Há 70 anos nascia o grande poeta e boêmio Isnard Brandão Lima Filho que cantou em verso e prosa a cidade de Macapá.
(*)Por Paulo Tarso Barros
Isnard Lima em frente ao Bar do Abreu, na Av. Fab (em
Macapá - AP. 2001)
Quando eu vi o poeta Isnard Brandão Lima Filho (1941-2002)
pela primeira vez, em 1983, ele ainda morava onde atualmente é o bairro
Alvorada. Eu trabalhava na Estacon Engenharia e sempre comprava o lanche ou
tomava umas cervejas num barzinho próximo. Certa manhã ele apareceu. Desceu de
um automóvel e pediu uma cerveja. Estava sozinho, tinha os cabelos ainda pretos,
vestia-se com elegância. Magro e triste, irradiava, porém, certa superioridade,
um jeito meio irônico e observador. Nunca tinha falado com ele, embora já
houvesse lido alguns textos seus e ouvido falar daquele homem de andar
compassado, com fama de boêmio e místico. Observando a sua figura, logo me veio
à mente a imagem de uma ilustração do livro Dom Quixote, o Cavaleiro da Triste
Figura – anos depois eu escrevi um artigo sobre Isnard o comparando à personagem
de Cervantes. Ele começou a fumar, bebeu um pouco e logo puxou conversa comigo,
que naquela época já estava com 22 anos e, como qualquer candidato a escritor,
louco para publicar um livro. Falei timidamente dos meus escritos, mas o Isnard
foi taxativo: “Eu quero ver se são mesmo poemas. Agora virou moda: tem um monte
de gente imbecil aqui em Macapá escrevendo e falando muita besteira e dizendo
que é poesia. Poesia é coisa séria, não se aprende em universidade e não é pra
qualquer um. Não existe poesia ruim; se for ruim, nem é poesia” -
sentenciou.
Dois dias depois, fui até sua casa. Havia apenas um cachorro lhe
fazendo companhia. Encontrei-o sem camisa, de bermuda e sandália, lendo e
fumando. A casa estava cheia de livros, pequenos montes espalhados pela sala.
Parecia casa de homem que morava sozinho. Ele logo veio com as suas teorias: “Se
estivesse com medo, o cachorro perceberia e te atacaria”. Fiquei conversando com
ele, que folheava os meus poemas e, vez por outra, lia alguma coisa em voz alta.
Eu estava com medo do seu juízo devastador, cuja fama corria pela cidade. Mas
ele não emitiu nenhuma opinião e logo deixou de lado o meu material e foi me
mostrar alguns livros, falou sobre animais, a natureza, me mostrou o quintal.

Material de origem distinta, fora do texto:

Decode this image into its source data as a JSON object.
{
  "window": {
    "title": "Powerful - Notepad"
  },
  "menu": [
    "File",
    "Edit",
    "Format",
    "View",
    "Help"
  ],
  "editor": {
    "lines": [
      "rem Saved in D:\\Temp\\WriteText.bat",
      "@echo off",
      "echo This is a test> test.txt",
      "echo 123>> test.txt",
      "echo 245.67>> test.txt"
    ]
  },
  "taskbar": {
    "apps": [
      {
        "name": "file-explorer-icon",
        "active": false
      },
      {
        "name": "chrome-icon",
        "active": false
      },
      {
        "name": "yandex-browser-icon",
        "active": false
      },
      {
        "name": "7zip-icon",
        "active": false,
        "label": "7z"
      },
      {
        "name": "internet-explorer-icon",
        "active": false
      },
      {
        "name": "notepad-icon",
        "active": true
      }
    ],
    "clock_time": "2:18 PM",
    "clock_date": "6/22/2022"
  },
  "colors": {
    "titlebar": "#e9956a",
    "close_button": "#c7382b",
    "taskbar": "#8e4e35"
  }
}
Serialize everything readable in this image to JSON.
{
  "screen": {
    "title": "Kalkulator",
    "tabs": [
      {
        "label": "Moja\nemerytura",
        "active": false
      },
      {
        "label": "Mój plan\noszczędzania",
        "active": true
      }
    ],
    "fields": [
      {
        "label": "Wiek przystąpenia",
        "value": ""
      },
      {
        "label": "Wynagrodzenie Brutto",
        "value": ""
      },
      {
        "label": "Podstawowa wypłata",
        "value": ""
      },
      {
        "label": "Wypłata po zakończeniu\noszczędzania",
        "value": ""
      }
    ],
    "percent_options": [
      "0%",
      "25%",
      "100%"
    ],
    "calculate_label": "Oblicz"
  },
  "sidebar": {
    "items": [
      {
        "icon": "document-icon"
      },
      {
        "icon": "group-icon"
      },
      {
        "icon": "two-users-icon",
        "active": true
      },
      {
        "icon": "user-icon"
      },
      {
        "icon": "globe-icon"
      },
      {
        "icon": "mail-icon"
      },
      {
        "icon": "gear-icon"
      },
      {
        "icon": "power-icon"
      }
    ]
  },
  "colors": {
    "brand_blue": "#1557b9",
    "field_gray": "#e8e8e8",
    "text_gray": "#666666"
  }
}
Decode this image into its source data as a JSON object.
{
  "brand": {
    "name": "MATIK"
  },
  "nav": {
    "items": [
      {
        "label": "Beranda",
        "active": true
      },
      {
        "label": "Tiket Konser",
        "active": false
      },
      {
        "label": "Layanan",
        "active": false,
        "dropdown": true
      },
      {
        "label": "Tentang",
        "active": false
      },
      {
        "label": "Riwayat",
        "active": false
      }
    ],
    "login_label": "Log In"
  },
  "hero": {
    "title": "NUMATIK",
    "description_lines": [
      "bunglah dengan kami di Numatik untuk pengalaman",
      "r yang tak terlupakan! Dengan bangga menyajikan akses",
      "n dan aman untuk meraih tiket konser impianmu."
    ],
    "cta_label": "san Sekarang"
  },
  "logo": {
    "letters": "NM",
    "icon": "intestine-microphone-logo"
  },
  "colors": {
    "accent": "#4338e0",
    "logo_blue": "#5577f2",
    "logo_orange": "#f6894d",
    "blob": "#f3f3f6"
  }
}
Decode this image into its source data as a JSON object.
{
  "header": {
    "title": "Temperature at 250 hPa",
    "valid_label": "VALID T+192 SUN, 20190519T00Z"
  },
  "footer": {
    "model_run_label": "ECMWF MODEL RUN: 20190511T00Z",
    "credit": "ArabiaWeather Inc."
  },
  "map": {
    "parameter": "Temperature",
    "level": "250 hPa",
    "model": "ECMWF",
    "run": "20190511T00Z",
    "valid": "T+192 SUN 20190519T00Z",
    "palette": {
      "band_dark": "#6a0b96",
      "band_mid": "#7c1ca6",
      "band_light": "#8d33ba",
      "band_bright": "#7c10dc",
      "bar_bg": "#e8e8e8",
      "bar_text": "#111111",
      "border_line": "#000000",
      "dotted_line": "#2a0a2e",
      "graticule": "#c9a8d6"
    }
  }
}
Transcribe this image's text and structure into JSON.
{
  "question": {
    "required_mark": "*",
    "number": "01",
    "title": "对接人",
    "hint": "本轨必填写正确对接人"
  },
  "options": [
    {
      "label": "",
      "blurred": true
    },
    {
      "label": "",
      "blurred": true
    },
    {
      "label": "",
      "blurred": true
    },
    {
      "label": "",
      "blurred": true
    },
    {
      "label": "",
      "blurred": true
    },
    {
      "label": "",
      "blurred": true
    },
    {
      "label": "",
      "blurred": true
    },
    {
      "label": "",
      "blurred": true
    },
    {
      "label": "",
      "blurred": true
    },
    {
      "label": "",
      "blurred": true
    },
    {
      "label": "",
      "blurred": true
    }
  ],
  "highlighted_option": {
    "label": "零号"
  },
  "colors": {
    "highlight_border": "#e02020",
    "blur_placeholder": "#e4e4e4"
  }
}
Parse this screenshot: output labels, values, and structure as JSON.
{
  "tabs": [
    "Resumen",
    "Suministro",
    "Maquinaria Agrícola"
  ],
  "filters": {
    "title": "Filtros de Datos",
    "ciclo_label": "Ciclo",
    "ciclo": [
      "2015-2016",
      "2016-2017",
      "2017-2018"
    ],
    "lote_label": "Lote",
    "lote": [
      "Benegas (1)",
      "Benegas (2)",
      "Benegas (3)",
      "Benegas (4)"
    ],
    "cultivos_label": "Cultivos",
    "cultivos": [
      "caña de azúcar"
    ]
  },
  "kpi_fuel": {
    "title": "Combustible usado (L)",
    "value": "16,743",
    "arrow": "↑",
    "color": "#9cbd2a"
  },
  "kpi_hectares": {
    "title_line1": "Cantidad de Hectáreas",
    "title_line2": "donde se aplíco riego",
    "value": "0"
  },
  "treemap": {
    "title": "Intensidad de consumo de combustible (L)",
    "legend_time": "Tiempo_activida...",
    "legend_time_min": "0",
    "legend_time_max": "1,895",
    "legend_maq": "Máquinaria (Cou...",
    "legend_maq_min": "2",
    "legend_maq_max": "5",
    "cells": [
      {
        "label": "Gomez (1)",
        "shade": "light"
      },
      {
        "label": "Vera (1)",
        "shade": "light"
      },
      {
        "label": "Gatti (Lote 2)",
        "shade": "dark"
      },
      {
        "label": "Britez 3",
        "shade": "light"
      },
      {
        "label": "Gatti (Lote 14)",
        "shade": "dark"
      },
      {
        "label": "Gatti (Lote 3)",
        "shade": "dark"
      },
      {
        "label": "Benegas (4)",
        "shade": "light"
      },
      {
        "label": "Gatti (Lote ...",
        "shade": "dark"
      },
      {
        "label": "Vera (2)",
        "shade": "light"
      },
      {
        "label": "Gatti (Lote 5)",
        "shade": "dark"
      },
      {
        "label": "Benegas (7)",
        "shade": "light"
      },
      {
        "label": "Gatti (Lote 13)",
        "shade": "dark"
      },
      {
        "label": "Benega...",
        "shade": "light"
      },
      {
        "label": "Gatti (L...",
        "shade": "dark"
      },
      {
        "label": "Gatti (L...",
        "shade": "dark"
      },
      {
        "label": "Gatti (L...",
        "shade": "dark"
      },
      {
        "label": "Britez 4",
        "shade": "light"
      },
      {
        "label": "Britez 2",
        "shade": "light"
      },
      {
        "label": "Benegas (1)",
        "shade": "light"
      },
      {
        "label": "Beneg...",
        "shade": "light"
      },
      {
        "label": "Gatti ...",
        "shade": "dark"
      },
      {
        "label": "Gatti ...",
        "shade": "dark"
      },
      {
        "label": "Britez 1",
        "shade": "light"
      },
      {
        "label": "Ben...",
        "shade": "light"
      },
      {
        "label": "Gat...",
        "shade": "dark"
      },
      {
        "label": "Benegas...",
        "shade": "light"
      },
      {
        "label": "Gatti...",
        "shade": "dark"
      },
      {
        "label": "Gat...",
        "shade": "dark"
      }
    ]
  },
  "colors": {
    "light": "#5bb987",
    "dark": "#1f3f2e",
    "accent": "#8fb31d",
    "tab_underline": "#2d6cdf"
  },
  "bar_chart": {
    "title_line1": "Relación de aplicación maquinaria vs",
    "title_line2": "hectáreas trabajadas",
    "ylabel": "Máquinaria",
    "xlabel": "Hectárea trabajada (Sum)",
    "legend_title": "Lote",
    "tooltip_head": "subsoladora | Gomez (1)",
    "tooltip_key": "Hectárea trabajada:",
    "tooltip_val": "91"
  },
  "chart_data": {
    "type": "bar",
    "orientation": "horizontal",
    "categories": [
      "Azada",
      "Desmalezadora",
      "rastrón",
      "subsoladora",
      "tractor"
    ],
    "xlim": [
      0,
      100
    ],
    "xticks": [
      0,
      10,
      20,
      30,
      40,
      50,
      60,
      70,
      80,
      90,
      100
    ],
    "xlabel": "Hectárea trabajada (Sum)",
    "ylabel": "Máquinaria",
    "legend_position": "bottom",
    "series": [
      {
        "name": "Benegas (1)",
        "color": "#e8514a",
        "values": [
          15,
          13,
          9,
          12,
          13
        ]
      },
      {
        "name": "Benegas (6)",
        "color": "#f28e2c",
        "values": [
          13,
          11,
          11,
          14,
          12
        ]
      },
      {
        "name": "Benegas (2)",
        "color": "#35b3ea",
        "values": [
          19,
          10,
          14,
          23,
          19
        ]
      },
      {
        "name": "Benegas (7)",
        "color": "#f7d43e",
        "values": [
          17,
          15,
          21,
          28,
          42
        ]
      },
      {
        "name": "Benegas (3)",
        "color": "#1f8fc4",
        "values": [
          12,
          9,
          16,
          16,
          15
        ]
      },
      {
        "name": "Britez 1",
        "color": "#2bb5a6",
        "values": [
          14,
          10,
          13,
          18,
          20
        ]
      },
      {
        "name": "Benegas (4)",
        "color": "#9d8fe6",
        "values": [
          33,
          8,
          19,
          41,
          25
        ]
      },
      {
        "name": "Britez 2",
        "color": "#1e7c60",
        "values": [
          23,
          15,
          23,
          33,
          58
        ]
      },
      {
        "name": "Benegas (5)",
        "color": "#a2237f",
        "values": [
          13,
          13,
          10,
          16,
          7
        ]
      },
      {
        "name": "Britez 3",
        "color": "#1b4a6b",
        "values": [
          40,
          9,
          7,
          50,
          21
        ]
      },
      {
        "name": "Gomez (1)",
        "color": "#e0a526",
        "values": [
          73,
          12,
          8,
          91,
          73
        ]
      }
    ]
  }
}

Fiquei durante uns quarenta minutos na sua companhia e ele prometeu ler os meus
poemas. Depois falaria comigo. Eu me despedi, feliz por ter sido recebido por
ele, mas preocupado com a sua opinião que me seria comunicada
posteriormente.
Uma semana depois ele apareceu de novo no bar perto da
Estacon. Chegou caminhando e trouxe os meus poemas dentro de um envelope. Sorriu
para mim, pela primeira vez, e foi muito gentil. Eu fiquei nervoso com aquela
reação. Pensei comigo: “Essa amabilidade só pode significar uma coisa: ele não
gostou dos meus poemas, e só está sendo gentil para não me magoar muito”. Pediu
uma cerveja e eu, nervoso, disse que seria por minha conta (era sexta-feira).
Depois de tomar uns dois copos ele me disse: “És um poeta. Parabéns, e olha que
não sou de rasgar seda. Mas tu leva jeito pra coisa”. Eu entrei em pânico.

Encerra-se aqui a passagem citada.